Intern Lindley Carruth Shedd "commented that she finds her work in the Blair papers fascinating, and she believes the Blair collection "will be a great resource to those who want to study women's issues, state politics, or Bill and Hillary Clinton."
Two biographies of Clinton released this year and criticized by the Clinton campaign -- Jeff Gerth and Don Van Natta Jr.'s "Her Way" and Carl Bernstein's "A Woman In Charge" -- reported on the Blair papers as a treasure trove of information about the 1992 Clinton campaign.
Blair's "questions, based on extensive preparation," wrote Gerth and Van Natta, "elicited candid remarks from aides who trusted her. She chronicled the highs and lows of a dogged campaign and quickly generated a mountain of insightful information.
In the end, she compiled her lengthy report -- the introduction alone numbered thirty pages -- into 'big bound volumes.'" Bernstein was able to interview Blair before her death and see the papers.
Dillard said he did not know when the Blair Papers would be made available, and he said the Library would not release her 1992 report separately since it was not customary.
"We always open a collection in its entirety because individual component parts do not always make sense," he said.

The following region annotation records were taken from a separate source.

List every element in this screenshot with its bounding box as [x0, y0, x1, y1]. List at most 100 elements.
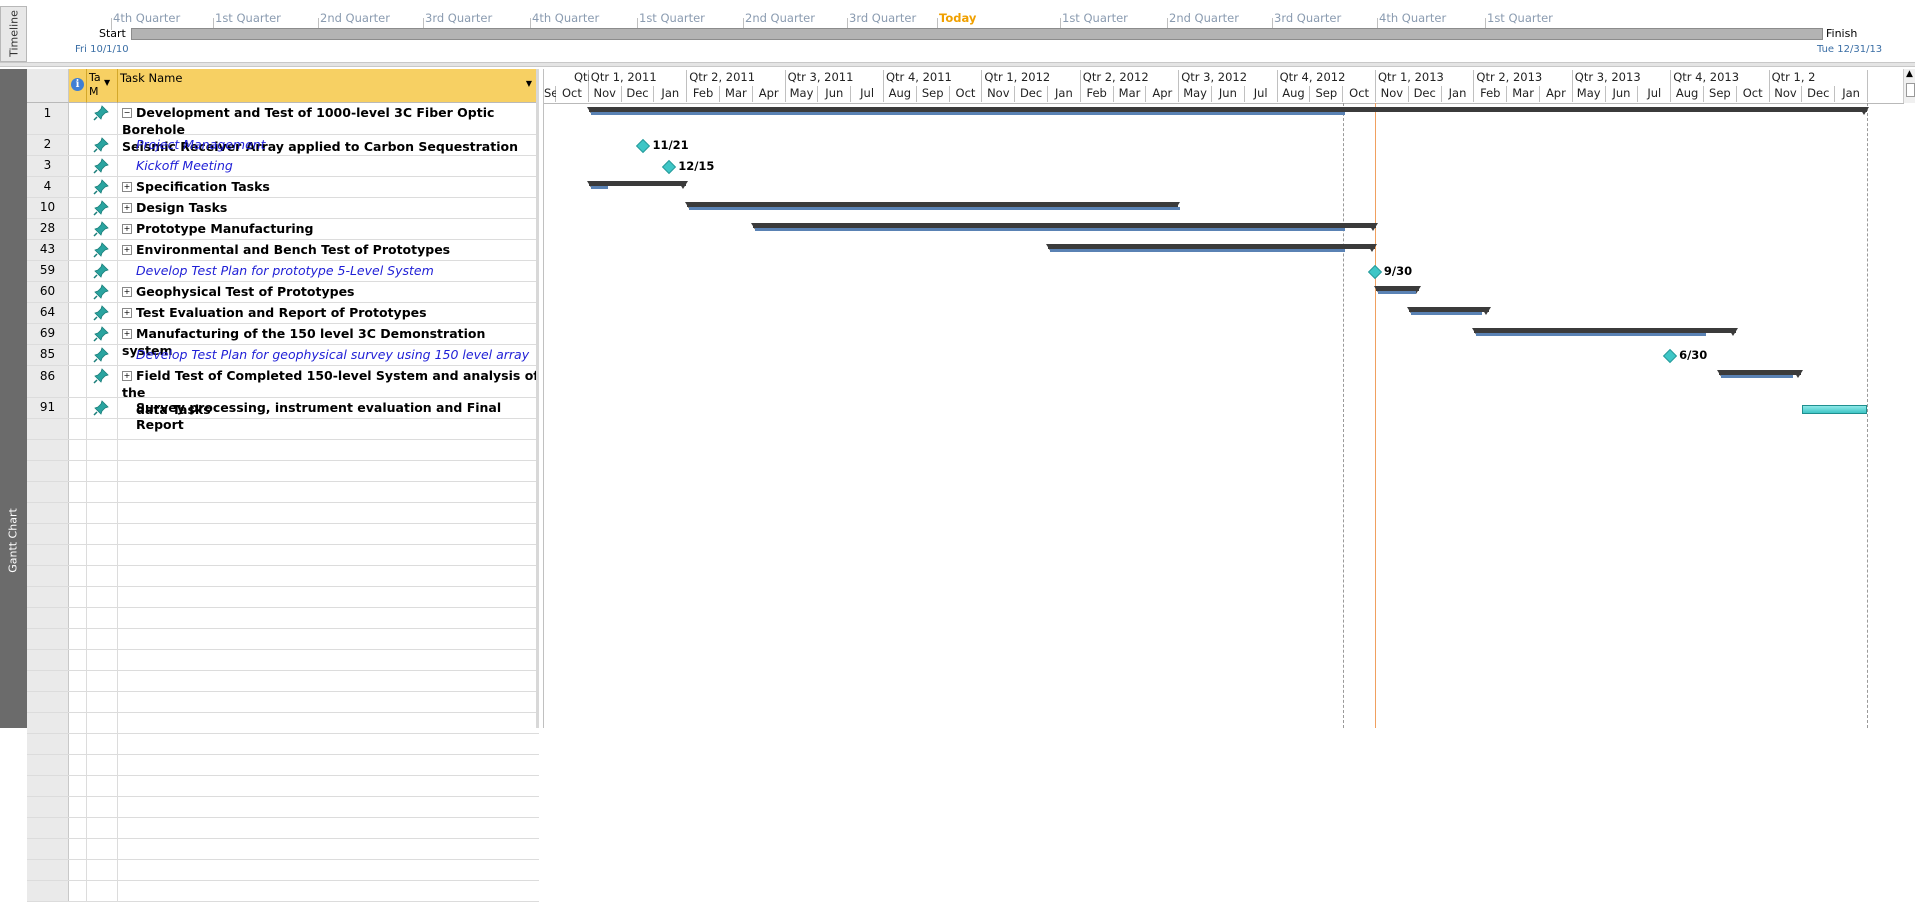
task-mode-cell[interactable] [87, 156, 118, 176]
table-row[interactable]: 86 + Field Test of Completed 150-level Sy… [27, 366, 539, 417]
empty-table-row[interactable] [27, 524, 539, 545]
expand-icon[interactable]: + [122, 203, 132, 213]
expand-icon[interactable]: + [122, 245, 132, 255]
milestone-diamond[interactable] [1663, 348, 1678, 364]
task-mode-cell [87, 524, 118, 544]
empty-table-row[interactable] [27, 881, 539, 902]
task-name-cell[interactable]: + Design Tasks [118, 198, 539, 218]
scroll-up-icon[interactable]: ▲ [1906, 69, 1913, 79]
task-mode-cell[interactable] [87, 324, 118, 344]
empty-table-row[interactable] [27, 566, 539, 587]
timeline-view[interactable]: 4th Quarter 1st Quarter 2nd Quarter 3rd Qua… [27, 6, 1915, 60]
empty-table-row[interactable] [27, 482, 539, 503]
timescale-month: Sep [1704, 86, 1737, 102]
empty-table-row[interactable] [27, 461, 539, 482]
timescale-month: Aug [1671, 86, 1704, 102]
task-mode-cell[interactable] [87, 240, 118, 260]
chevron-down-icon[interactable]: ▼ [526, 79, 532, 88]
table-row[interactable]: 10 + Design Tasks [27, 198, 539, 219]
table-row[interactable]: 69 + Manufacturing of the 150 level 3C De… [27, 324, 539, 358]
empty-table-row[interactable] [27, 587, 539, 608]
empty-table-row[interactable] [27, 650, 539, 671]
task-name-cell[interactable]: Survey processing, instrument evaluation… [118, 398, 539, 432]
table-row[interactable]: 85 Develop Test Plan for geophysical sur… [27, 345, 539, 366]
task-name-cell[interactable]: Kickoff Meeting [118, 156, 539, 176]
empty-table-row[interactable] [27, 608, 539, 629]
task-name-cell[interactable]: + Prototype Manufacturing [118, 219, 539, 239]
table-row[interactable]: 1 − Development and Test of 1000-level 3C… [27, 103, 539, 154]
task-name-cell[interactable]: Develop Test Plan for geophysical survey… [118, 345, 539, 365]
header-task-name[interactable]: Task Name ▼ [118, 69, 539, 103]
task-mode-cell[interactable] [87, 303, 118, 323]
gantt-chart[interactable]: Sep Oct Nov Dec Jan Feb Mar Apr May Jun Jul Aug Sep O… [543, 69, 1915, 728]
task-name-cell[interactable]: + Test Evaluation and Report of Prototype… [118, 303, 539, 323]
task-mode-cell[interactable] [87, 219, 118, 239]
empty-table-row[interactable] [27, 419, 539, 440]
header-task-mode[interactable]: Ta M ▼ [87, 69, 118, 103]
task-name-cell[interactable]: + Field Test of Completed 150-level Syste… [118, 366, 539, 417]
task-table[interactable]: i Ta M ▼ Task Name ▼ 1 − Development and … [27, 69, 539, 902]
empty-table-row[interactable] [27, 797, 539, 818]
empty-table-row[interactable] [27, 755, 539, 776]
empty-table-row[interactable] [27, 440, 539, 461]
task-mode-cell[interactable] [87, 366, 118, 397]
table-row[interactable]: 64 + Test Evaluation and Report of Protot… [27, 303, 539, 324]
expand-icon[interactable]: + [122, 329, 132, 339]
task-bar[interactable] [1802, 405, 1867, 414]
task-name-cell[interactable]: Project Management [118, 135, 539, 155]
table-row[interactable]: 28 + Prototype Manufacturing [27, 219, 539, 240]
task-mode-cell[interactable] [87, 177, 118, 197]
table-row[interactable]: 2 Project Management [27, 135, 539, 156]
task-name-cell[interactable]: + Specification Tasks [118, 177, 539, 197]
empty-table-row[interactable] [27, 776, 539, 797]
timescale-quarter: Qtr 3, 2013 [1572, 70, 1672, 86]
empty-table-row[interactable] [27, 503, 539, 524]
table-row[interactable]: 60 + Geophysical Test of Prototypes [27, 282, 539, 303]
table-row[interactable]: 43 + Environmental and Bench Test of Prot… [27, 240, 539, 261]
empty-table-row[interactable] [27, 692, 539, 713]
task-name-cell[interactable]: + Manufacturing of the 150 level 3C Demon… [118, 324, 539, 358]
task-mode-cell[interactable] [87, 398, 118, 418]
table-row[interactable]: 4 + Specification Tasks [27, 177, 539, 198]
timescale-quarter: Qtr 4, 2012 [1277, 70, 1376, 86]
task-mode-cell[interactable] [87, 103, 118, 134]
expand-icon[interactable]: + [122, 308, 132, 318]
timescale-month: Jan [654, 86, 688, 102]
expand-icon[interactable]: + [122, 224, 132, 234]
milestone-diamond[interactable] [1367, 264, 1382, 280]
timescale-month: Jan [1441, 86, 1475, 102]
indicator-cell [69, 881, 87, 901]
expand-icon[interactable]: + [122, 287, 132, 297]
task-mode-cell[interactable] [87, 282, 118, 302]
timeline-bar[interactable] [131, 28, 1823, 40]
milestone-diamond[interactable] [636, 138, 651, 154]
empty-table-row[interactable] [27, 545, 539, 566]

Despite Clinton's suggestions that she would support a more transparent government as President, Newsweek first reported, that in November 2002 former President Bill Clinton specifically requested that the Archives "consider for withholding" various "confidential communications" including those pertaining to "sensitive policy, personal or political" matters as well as "communications directly between the President and First Lady, and their families, unless routine in nature."
The term "withhold" is a term of art relating to presidential papers not necessarily meaning that the papers be kept from the public, but rather that they be reviewed before release.
Historians have complained that while the decision of what to release is ultimately up to the National Archives, Clinton's letter at the very least doesn't expedite the process and may even be delaying it, though the former President disputes that.